L’allarme: cresce la severity degli attacchi
Nel quadriennio 2018-2021 il numero di attacchi gravi analizzati da Clusit è cresciuto del 32%. Tra le categorie più colpite, il settore governativo (15%) seguito da ICT e multiple targets. Secondo i dati sulla gravità degli attacchi, quelli di livello critico hanno rappresentato il 32%, l’alto livello il 47%, medio livello 19% e basso livello 2%: “Ciò significa che gli attacchi devastanti e quelli molto gravi sono praticamente l’80% del totale, erano il 56% l’anno scorso. Il salto di severity è impressionante”, ha analizzato Zapparoli Manzoni.
Un dato particolarmente preoccupante se abbinato al fatto che aumenta la serietà anche degli episodi relativi al cyber crime, categoria che rappresenta in totale l’86% degli attaccanti (in crescita rispetto all’81% del 2020): “Di solito l’attacco cyber crime aveva un impatto basso, non particolarmente grave, perché avevano interesse a stare sotto traccia – ha aggiunto Zapparoli Manzoni -. La maggior parte degli attacchi di livello grave o critico ora è di natura cyber crime, con lo stesso tipo di severity che vedevamo con finalità di information warfare. Ciò rappresenta un moltiplicatore di danno incredibile”.

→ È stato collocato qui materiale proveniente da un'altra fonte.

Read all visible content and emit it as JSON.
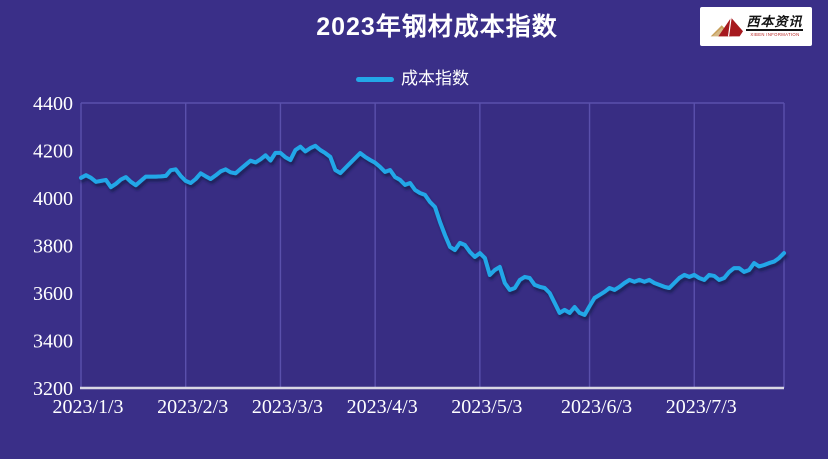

Per Pennasilico “un dato un po’ troppo trascurato è che la quantità e frequenza di questi incidenti è così grande che iniziamo ad assuefarci alle piccole cose che non mettono a repentaglio la sopravvivenza dell’organizzazione”.
Le tecniche di attacco
Tra le tecniche di attacco, il malware è ancora primo, con il 41% dei casi, seguito dal 21% della categoria “unknown” (chiamata così perché ci sono molti data breach, ma le vittime non sono tenute a dichiarare come è successo). Le vulnerabilità note e non note sono il 16% e sono in forte crescita, mentre il phishing si attesta sul 10%.
Cosa succede in Italia
Mirko Santocono di Fastweb ha spiegato che in Italia nel corso dell’anno scorso sono stati rilevati “oltre 42 milioni di eventi di sicurezza, con un aumento del 16% sul 2020”, dato a cui è contrapposta la “progresssiva consapevolezza sui rischi che ha portato a maggiori investimenti in security. Questo a causa della maggiore utilizzo degli strumenti digitali che ha dato una forte accelerazione e ha reso tali soluzioni sempre più diffuse”.